Later that same month Yu left to work at Foxconn, PCE's facility in Shenzhen, China, with the stolen Ford documents in his possession. Yu did not inform Ford about his new job until January 2007. Slightly more than a year later, Yu apparently attempted to use the stolen trade secrets when applying for a new job with an automotive company in China. When those efforts proved unsuccessful, he accepted another job offer at Beijing Automotive Co., which was described in court documents as a Ford rival.
It is not clear from the indictment papers how authorities learned about Yu's attempts to use the stolen information in his job search in China. It is not apparent, for instance, whether the companies that Yu applied to for jobs, informed Ford. The court papers also mention that Ford's security controls included "marking" sensitive documents. It's also not clear whether any of companies where Yu worked used any of the information that Yu allegedly had stolen.
A call requesting comment from the U.S. Attorney's office for the Eastern District of Michigan was not immediately returned.
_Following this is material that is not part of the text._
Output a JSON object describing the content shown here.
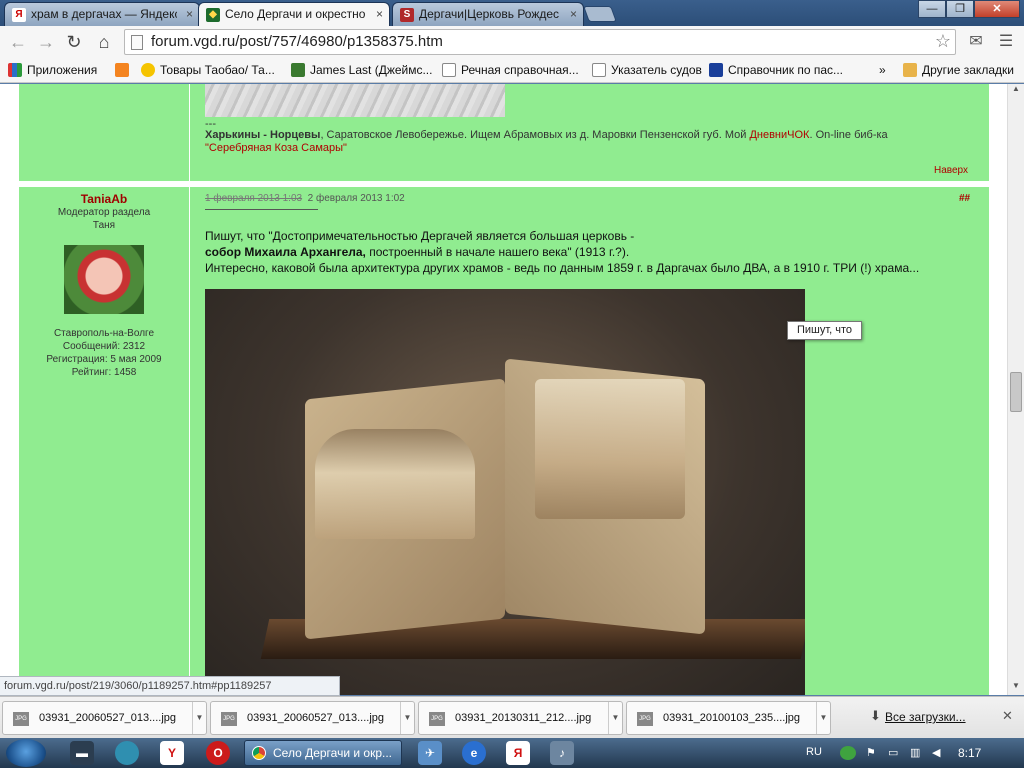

The incident is similar to other trade-secret thefts involving users with privileged access to corporate systems and data. Earlier this month, Hong Meng, a former research scientist at DuPont USA was indicted on charges related to the theft of trade secrets. Meng is alleged to have downloaded sensitive trade secrets pertaining to DuPont's new, thin-computer display technology called "organic light emitting diode" or OLED. The company charged Meng with attempting to profit from the information by using it to commercialize OLED products in China in conjunction with Peking University in Beijing.
In 2007, Gary Min, another former scientist at DuPont admitted to stealing an estimated $400 million worth of proprietary company information . He is serving an 18-month sentence in federal prison .
Brian Cleary, vice president of marketing at security vendor Aveksa said the incident is another reminder of why companies need to implement a "governance framework" for managing, monitoring and logging all access and activity involving sensitive data. Companies should be implementing risk-based access controls to sensitive data where the focus should be on understanding what an individual's role is and then making sure that individual only has access to the specific information needed for the job.